← Back to context

Comment by BenGosub

6 days ago

In this case, for doing specific tasks, it makes much more sense to optimize the prompts and the whole flow with DSPy, instead of just fine tuning for each task.

It's not either/or. Generally you finetune when optimized many-shot still doesn't hit your desired quality bar. And it turns out with RL, things like system prompts matter a lot, so searching over prompts is a good idea even when reinforcing the desirable circuits.

  • I am not an expert in fine tuning, but in the company I work for our fine tuned model didn't do any noticeable difference.

A wonderful approach generally and something we also do to some extent, but not a substitute for fine-tuning in our case.

We are working in a domain where there is very limited training data, so what we really want is continued pre-training over a larger dataset. Absent that, fine-tuning is highly effective for non-NLP tasks.

That's only viable if the quality of the outputs can be automatically graded, reliably.
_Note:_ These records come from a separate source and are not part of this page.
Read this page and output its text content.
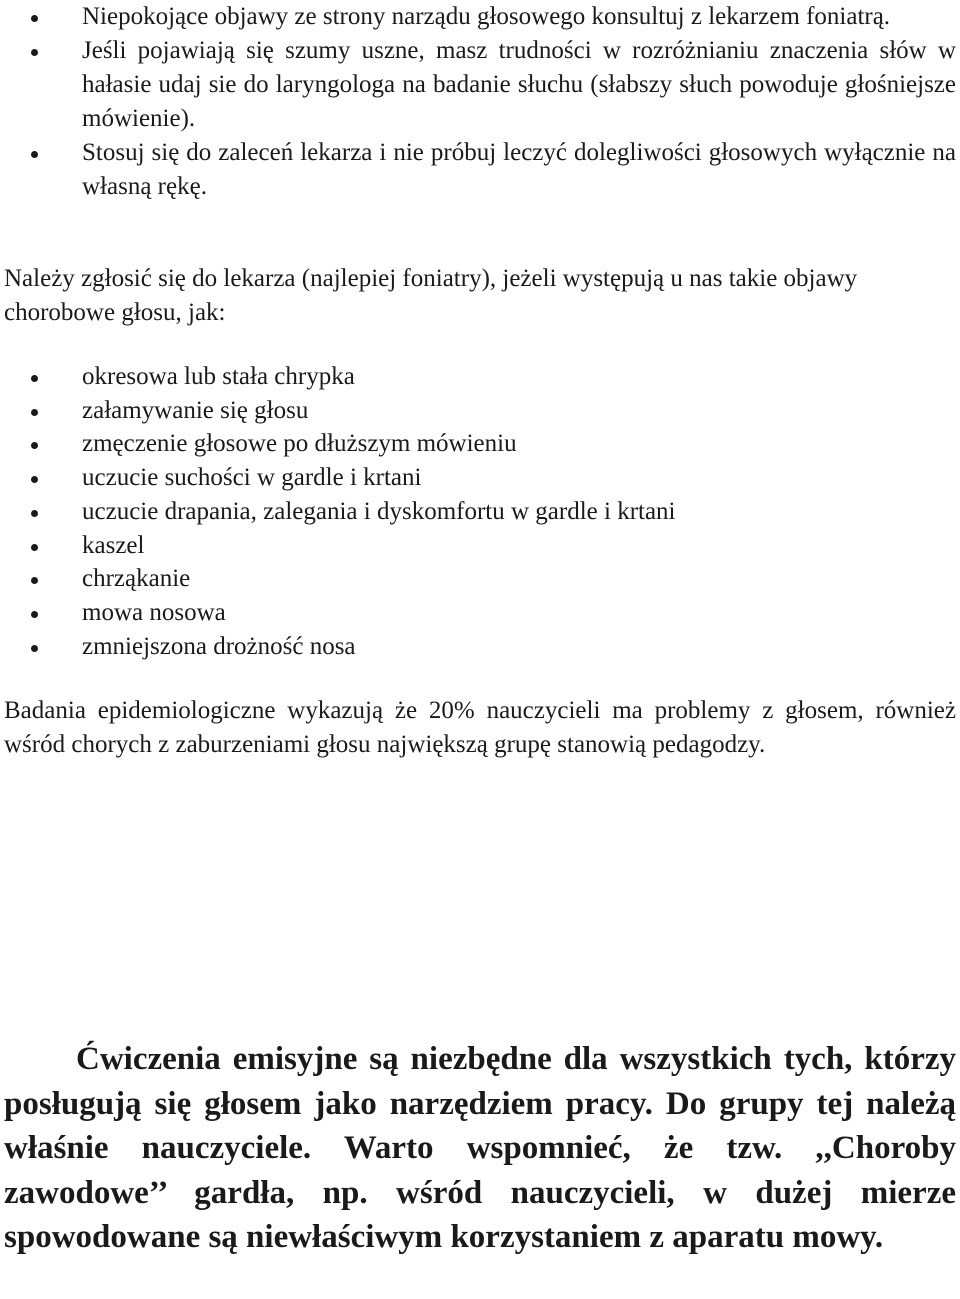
Niepokojące objawy ze strony narządu głosowego konsultuj z lekarzem foniatrą.
Jeśli pojawiają się szumy uszne, masz trudności w rozróżnianiu znaczenia słów w hałasie udaj sie do laryngologa na badanie słuchu (słabszy słuch powoduje głośniejsze mówienie).
Stosuj się do zaleceń lekarza i nie próbuj leczyć dolegliwości głosowych wyłącznie na własną rękę.

Należy zgłosić się do lekarza (najlepiej foniatry), jeżeli występują u nas takie objawy chorobowe głosu, jak:

okresowa lub stała chrypka
załamywanie się głosu
zmęczenie głosowe po dłuższym mówieniu
uczucie suchości w gardle i krtani
uczucie drapania, zalegania i dyskomfortu w gardle i krtani
kaszel
chrząkanie
mowa nosowa
zmniejszona drożność nosa

Badania epidemiologiczne wykazują że 20% nauczycieli ma problemy z głosem, również wśród chorych z zaburzeniami głosu największą grupę stanowią pedagodzy.

Ćwiczenia emisyjne są niezbędne dla wszystkich tych, którzy posługują się głosem jako narzędziem pracy. Do grupy tej należą właśnie nauczyciele. Warto wspomnieć, że tzw. ,,Choroby zawodowe’’ gardła, np. wśród nauczycieli, w dużej mierze spowodowane są niewłaściwym korzystaniem z aparatu mowy.
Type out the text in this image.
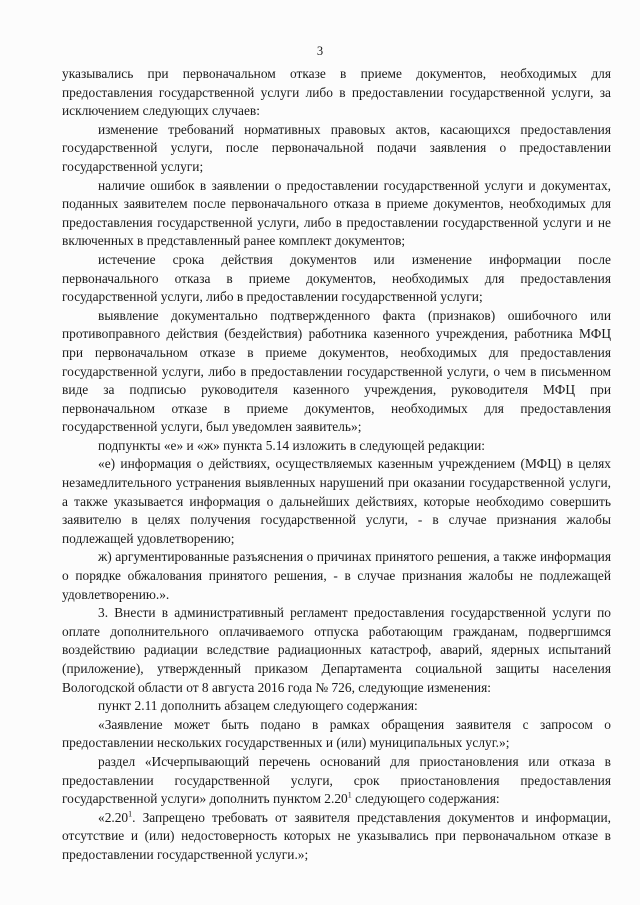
3

указывались при первоначальном отказе в приеме документов, необходимых для предоставления государственной услуги либо в предоставлении государственной услуги, за исключением следующих случаев:

изменение требований нормативных правовых актов, касающихся предоставления государственной услуги, после первоначальной подачи заявления о предоставлении государственной услуги;

наличие ошибок в заявлении о предоставлении государственной услуги и документах, поданных заявителем после первоначального отказа в приеме документов, необходимых для предоставления государственной услуги, либо в предоставлении государственной услуги и не включенных в представленный ранее комплект документов;

истечение срока действия документов или изменение информации после первоначального отказа в приеме документов, необходимых для предоставления государственной услуги, либо в предоставлении государственной услуги;

выявление документально подтвержденного факта (признаков) ошибочного или противоправного действия (бездействия) работника казенного учреждения, работника МФЦ при первоначальном отказе в приеме документов, необходимых для предоставления государственной услуги, либо в предоставлении государственной услуги, о чем в письменном виде за подписью руководителя казенного учреждения, руководителя МФЦ при первоначальном отказе в приеме документов, необходимых для предоставления государственной услуги, был уведомлен заявитель»;

подпункты «е» и «ж» пункта 5.14 изложить в следующей редакции:

«е) информация о действиях, осуществляемых казенным учреждением (МФЦ) в целях незамедлительного устранения выявленных нарушений при оказании государственной услуги, а также указывается информация о дальнейших действиях, которые необходимо совершить заявителю в целях получения государственной услуги, - в случае признания жалобы подлежащей удовлетворению;

ж) аргументированные разъяснения о причинах принятого решения, а также информация о порядке обжалования принятого решения, - в случае признания жалобы не подлежащей удовлетворению.».

3. Внести в административный регламент предоставления государственной услуги по оплате дополнительного оплачиваемого отпуска работающим гражданам, подвергшимся воздействию радиации вследствие радиационных катастроф, аварий, ядерных испытаний (приложение), утвержденный приказом Департамента социальной защиты населения Вологодской области от 8 августа 2016 года № 726, следующие изменения:

пункт 2.11 дополнить абзацем следующего содержания:

«Заявление может быть подано в рамках обращения заявителя с запросом о предоставлении нескольких государственных и (или) муниципальных услуг.»;

раздел «Исчерпывающий перечень оснований для приостановления или отказа в предоставлении государственной услуги, срок приостановления предоставления государственной услуги» дополнить пунктом 2.20$^1$ следующего содержания:

«2.20$^1$. Запрещено требовать от заявителя представления документов и информации, отсутствие и (или) недостоверность которых не указывались при первоначальном отказе в предоставлении государственной услуги.»;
GP's case sounds like one where that's probably possible, but for lots of specific tasks that isn't feasible, including the other ones he names:

> write poetry, give me advice on cooking, or translate to German

  • Certainly, in those cases one needs to be clever and design an evaluation framework that will grade based on soft criteria, or maybe use user feedback. Still, over time a good train-test database should be built and leveraging dspy will do improvements even in those cases.